L’histoire commence avec un cliché. Nous sommes en mai 2016 à San Francisco. J’y habite depuis un an et demi dans une chambre qui s’ouvre, d’un côté, sur le garage d’une grande maison victorienne, et donne, de l’autre sur un petit jardin envahi de végétation.


C’est une soirée de mai 2016 comme une autre. La journée n’a été ni trop chaude, ni trop froide, mais douce et ensoleillée. Je suis avec des amis français expatriés comme moi et nous écoutons de la musique. Peut-être que plus tard nous irons au “Revolution Cafe” voir le groupe du soir. Rien de certain.

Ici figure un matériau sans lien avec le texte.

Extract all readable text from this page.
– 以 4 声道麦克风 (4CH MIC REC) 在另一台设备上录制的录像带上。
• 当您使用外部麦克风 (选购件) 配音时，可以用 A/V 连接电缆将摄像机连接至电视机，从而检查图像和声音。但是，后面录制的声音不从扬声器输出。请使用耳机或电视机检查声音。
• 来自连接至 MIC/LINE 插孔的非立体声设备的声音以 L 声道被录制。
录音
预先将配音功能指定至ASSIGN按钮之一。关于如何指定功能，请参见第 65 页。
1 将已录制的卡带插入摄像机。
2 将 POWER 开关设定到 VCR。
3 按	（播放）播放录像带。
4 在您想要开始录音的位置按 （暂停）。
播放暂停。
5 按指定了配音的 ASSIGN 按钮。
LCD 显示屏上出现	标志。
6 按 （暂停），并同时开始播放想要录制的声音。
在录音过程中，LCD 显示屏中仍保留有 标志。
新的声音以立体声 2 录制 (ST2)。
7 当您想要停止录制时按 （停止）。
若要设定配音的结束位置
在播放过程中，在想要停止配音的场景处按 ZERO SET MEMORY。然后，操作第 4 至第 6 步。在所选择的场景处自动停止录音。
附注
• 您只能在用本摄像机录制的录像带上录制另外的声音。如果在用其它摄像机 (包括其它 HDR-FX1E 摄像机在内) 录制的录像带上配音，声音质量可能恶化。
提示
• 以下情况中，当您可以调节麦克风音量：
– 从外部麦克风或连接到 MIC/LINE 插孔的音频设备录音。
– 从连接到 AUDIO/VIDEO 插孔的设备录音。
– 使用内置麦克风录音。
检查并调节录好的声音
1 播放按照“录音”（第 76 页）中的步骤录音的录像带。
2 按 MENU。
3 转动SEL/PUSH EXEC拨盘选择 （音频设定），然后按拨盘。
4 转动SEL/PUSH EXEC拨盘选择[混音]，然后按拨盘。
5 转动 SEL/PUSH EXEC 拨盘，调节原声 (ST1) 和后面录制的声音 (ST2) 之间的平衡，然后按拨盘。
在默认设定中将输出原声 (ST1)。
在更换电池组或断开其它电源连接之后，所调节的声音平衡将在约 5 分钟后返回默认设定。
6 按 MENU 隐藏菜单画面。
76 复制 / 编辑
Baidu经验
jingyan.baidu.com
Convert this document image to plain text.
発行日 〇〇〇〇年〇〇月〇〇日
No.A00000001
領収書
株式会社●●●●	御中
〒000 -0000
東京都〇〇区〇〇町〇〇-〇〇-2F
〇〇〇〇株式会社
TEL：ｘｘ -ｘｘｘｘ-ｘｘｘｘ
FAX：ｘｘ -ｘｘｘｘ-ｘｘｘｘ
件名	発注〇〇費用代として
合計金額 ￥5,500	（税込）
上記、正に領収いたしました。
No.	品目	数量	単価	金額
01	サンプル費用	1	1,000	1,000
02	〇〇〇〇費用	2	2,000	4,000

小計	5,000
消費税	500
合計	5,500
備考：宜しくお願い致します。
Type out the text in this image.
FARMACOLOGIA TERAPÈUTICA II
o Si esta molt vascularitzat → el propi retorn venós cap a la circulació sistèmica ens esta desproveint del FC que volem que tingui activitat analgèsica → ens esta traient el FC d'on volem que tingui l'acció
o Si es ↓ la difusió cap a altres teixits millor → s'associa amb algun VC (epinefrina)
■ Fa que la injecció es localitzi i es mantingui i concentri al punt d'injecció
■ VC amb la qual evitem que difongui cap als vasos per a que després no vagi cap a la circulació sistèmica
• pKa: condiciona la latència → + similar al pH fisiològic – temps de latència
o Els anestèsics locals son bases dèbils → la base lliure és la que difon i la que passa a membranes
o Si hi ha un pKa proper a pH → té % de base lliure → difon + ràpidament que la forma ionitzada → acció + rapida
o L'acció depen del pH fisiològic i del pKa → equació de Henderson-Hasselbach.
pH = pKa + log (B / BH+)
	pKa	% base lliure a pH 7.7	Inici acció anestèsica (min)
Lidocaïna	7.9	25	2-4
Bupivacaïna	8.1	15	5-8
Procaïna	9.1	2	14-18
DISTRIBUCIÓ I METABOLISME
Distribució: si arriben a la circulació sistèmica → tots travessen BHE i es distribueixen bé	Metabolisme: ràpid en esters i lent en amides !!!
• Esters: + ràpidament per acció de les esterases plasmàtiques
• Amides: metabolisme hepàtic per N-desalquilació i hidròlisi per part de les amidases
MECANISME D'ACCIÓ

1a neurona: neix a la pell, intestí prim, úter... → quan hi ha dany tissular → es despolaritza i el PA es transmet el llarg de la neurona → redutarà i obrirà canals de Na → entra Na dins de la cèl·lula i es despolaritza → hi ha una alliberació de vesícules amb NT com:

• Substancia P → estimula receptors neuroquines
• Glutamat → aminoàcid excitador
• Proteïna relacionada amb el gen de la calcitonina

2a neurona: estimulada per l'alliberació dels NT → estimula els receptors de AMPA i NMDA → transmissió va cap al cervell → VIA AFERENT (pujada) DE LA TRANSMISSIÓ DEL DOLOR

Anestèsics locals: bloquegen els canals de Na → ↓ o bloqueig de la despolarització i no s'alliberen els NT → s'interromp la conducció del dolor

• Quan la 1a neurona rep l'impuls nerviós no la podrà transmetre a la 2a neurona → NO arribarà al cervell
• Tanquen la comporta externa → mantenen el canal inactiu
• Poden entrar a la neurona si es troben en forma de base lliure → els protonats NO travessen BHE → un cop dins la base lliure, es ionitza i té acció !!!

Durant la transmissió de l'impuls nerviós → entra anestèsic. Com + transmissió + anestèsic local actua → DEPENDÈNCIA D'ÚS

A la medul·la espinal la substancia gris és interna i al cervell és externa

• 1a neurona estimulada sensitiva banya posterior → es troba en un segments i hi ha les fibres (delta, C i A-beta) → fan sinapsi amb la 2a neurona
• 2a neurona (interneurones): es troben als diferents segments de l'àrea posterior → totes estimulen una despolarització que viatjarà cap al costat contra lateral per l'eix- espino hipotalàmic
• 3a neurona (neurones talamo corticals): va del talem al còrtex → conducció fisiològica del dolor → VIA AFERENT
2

Ce soir-là, Hadrien, co-fondateur de Musicae avec Aymeric et moi, prend les manettes de Spotify et joue un morceau de musique classique. C’est un impromptu de Schubert. Les impromptus de Schubert, je les connais bien. J’étais adolescent lorsque je les ai découverts pour la première fois. Ce soir-là, cependant, à San Francisco, cette musique qui m’est pourtant si familière, je ne la reconnais pas tout à fait. Les notes, la mélodie, sont les mêmes, mais elles ne sonnent pas de la même manière. Il y a quelque chose dans l’intention et l’expressivité qui me perturbent. Moi qui m’attendais à être en terrain connu, je navigue avec surprise en eaux inconnues.


Mon premier réflexe est le rejet. Les impromptus de Schubert, je les ai en tête, et je sais comment je veux les entendre. Et ce n’est pas comme ça. Cependant, les mesures passent. Le thème revient avec plus de force. Il me bouleverse. Le pianiste communique quelque chose qui finit par m’intriguer et brise une à une mes barrières. Jusqu’au beau.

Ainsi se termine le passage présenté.